Late last year something happened to my brain. The blue screen of death appeared in my head. Fatal error. I forgot the Apple ID of my soul. There was no reset button, just a couple of months of hopeless crying while not sleeping and wanting to scratch the inside of my brain until it bled. All while trying to keeping going, keep doing, keep breathing.
It’s six months later and there’ll be a bit at some point about how I got from there to here but it’s all vague in my memory at the moment. I definitely remember when I first thought “Shit we’re in trouble here” when a friend looked horrified at what I thought was a hilarious story of lunch time drinking. They asked the question that everyone who is mental loves to be asked, “Are you ok?” and I realised that I was 100% not ok (I can’t remember what my answer was though..I suspect I did some sort of “Look, the Pope” gag to avoid both eye contact and answering). Apart from that one memory the last six months is like a new Netflix show…I watched 20 mins, fell asleep for a bit and then woke up halfway through the second episode without knowing what was going on. So it’s easier to explain “now” while I remember it.
I like to think, a lot. Therapy lady says I’m not a worrier as such – I’m a compulsive problem solver. All day, every day, even trying to solve problems that haven’t yet happened. Which is a noble problem to have – trying to make everything perfect for everyone. It does however come with a side order – I simply cannot cope with the noise and the volume that is generated in my brain and I cannot find the off switch. Like when Jean Grey is turning into Dark Phoenix and can’t control her telepathy. If nothing else thats makes me sound way cooler than I am.

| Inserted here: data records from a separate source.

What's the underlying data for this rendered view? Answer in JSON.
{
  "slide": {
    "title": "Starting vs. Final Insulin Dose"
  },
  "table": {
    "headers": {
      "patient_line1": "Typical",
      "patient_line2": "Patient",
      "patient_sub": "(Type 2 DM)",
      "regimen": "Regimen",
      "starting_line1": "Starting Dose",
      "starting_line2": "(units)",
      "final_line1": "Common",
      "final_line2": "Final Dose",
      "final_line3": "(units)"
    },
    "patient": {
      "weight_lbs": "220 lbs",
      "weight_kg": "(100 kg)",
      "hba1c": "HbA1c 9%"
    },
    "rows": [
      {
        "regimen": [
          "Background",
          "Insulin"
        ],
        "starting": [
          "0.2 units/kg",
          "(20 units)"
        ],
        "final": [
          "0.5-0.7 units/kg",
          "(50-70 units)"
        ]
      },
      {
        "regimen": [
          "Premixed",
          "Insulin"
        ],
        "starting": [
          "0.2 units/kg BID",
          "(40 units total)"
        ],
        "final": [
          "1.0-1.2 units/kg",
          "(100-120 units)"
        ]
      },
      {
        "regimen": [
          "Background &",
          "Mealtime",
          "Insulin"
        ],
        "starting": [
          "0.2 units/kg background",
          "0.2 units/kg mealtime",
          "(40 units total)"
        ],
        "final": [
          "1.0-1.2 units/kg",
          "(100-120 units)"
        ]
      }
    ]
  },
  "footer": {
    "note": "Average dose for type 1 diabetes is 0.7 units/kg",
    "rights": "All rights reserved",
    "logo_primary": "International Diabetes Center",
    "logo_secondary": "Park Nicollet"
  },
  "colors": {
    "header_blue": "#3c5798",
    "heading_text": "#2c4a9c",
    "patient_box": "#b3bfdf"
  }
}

So this is me now, with a head of 1000 thoughts and no filter. So “this” should be a filter. I’m supposed to put some of those thoughts here and that frees up space, right? My brittle and cynical side views it like a fucked up version of Jenga. You can remove a block from the stack but in this version you want to put it back on the stack. The stack never gets smaller, it just changes dimensions. And like actual Jenga you could take a block out, and with massive clumsy hands knock the whole thing down.
But what’s the worst that can happen doing “this”. I actually know the worst, I’ve thought about it. The Jenga tower collapses and it can’t be rebuilt. Best case will be that I stand on one of those bastardy blocks and it hurts for a bit but I manage to build the tower again with a few less blocks.